From the Guidelines
The gluteus medius muscle primarily controls lateral leg raises. This muscle is located on the outer surface of the pelvis and functions as the main abductor of the hip, allowing you to move your leg away from the midline of your body. When performing a lateral leg raise, the gluteus medius contracts to lift the leg sideways while keeping it straight. The gluteus minimus also assists in this movement, working alongside the gluteus medius, as evidenced by studies examining the anatomy and function of peritrochanteric structures, including the gluteus minimus and medius muscles 1. Additionally, the tensor fasciae latae contributes to the exercise, especially during the initial phase of the movement. For proper execution of lateral leg raises, maintain a straight spine and avoid leaning to compensate for weak abductors. This exercise is particularly beneficial for hip stability, which is crucial for walking, running, and preventing knee injuries. Strengthening these muscles can improve balance, posture, and athletic performance while potentially reducing lower back and knee pain by ensuring proper alignment of the lower extremities during movement. Key points to consider when performing lateral leg raises include:
- Maintaining proper form to avoid injury
- Engaging the gluteus medius and minimus muscles
- Avoiding overcompensation with other muscles
- Incorporating the exercise into a comprehensive workout routine to improve overall hip stability and athletic performance, as supported by recent studies on hip anatomy and function 1.
From the Research
Muscle Control for Lateral Leg Raises
The muscles responsible for controlling lateral leg raises are part of the hip abductor group. Key muscles involved in this movement include:
- Gluteus medius
- Gluteus minimus
- Tensor fasciae latae (TFL)
Function of Each Muscle
Each of these muscles plays a distinct role in hip abduction and stabilization:
- Gluteus Medius: This muscle is formed of three distinct parts and is responsible for stabilizing the hip joint during the initial phase of the gait cycle and initiating pelvic rotation 2, 3.

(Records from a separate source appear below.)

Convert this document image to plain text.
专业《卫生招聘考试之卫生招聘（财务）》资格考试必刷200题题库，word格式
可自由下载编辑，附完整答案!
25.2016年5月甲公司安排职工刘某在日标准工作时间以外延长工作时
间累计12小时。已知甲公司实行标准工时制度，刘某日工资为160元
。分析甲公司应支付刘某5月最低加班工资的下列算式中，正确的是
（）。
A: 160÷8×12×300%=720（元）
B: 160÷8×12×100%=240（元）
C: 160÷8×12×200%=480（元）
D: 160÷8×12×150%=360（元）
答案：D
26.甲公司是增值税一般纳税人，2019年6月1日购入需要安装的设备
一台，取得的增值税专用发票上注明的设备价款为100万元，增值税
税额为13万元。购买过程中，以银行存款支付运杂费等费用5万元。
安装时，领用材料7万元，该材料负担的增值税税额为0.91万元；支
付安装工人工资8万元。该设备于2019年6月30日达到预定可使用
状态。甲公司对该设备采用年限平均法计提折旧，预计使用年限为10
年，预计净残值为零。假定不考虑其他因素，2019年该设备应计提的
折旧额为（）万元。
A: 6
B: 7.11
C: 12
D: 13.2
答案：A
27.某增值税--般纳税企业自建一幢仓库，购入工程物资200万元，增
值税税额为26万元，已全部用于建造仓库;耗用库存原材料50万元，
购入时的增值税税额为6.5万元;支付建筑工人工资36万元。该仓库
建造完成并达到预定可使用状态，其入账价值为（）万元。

- Gluteus Minimus: Functions as a primary hip stabilizer during the mid- and late phases of the gait cycle 3.
- Tensor Fasciae Latae (TFL): Has the primary function of balancing the weight of the body and the non-weight-bearing leg during walking, and helps fix the hip and femur together during the stance phase 2, 3.
Evidence from Studies
Studies have shown that these muscles are crucial for hip abduction strength and stability:
- A study published in 2023 found that the gluteus minimus volume was strongly related to abductor muscle strength in patients with hip osteoarthritis 4.
- Another study from 2009 described the functional anatomy of hip abductors, including the attachments, directions, and orientations of the fibers of the TFL, gluteus medius, and gluteus minimus muscles 2.
- Research from 2020 compared muscle size and quality in women with greater trochanteric pain syndrome to asymptomatic controls, finding significantly smaller muscle volumes in the symptomatic group for the gluteus medius and minimus, but not the TFL 5.
- A 1989 study described the functional anatomy of the TFL and gluteus medius and minimus, highlighting their roles in balancing the weight of the body and stabilizing the hip joint during gait 3.
- A 2017 study compared muscle activation during gait in post-menopausal women with and without greater trochanteric pain syndrome, finding increased segmental gluteal muscle activation in the symptomatic group 6.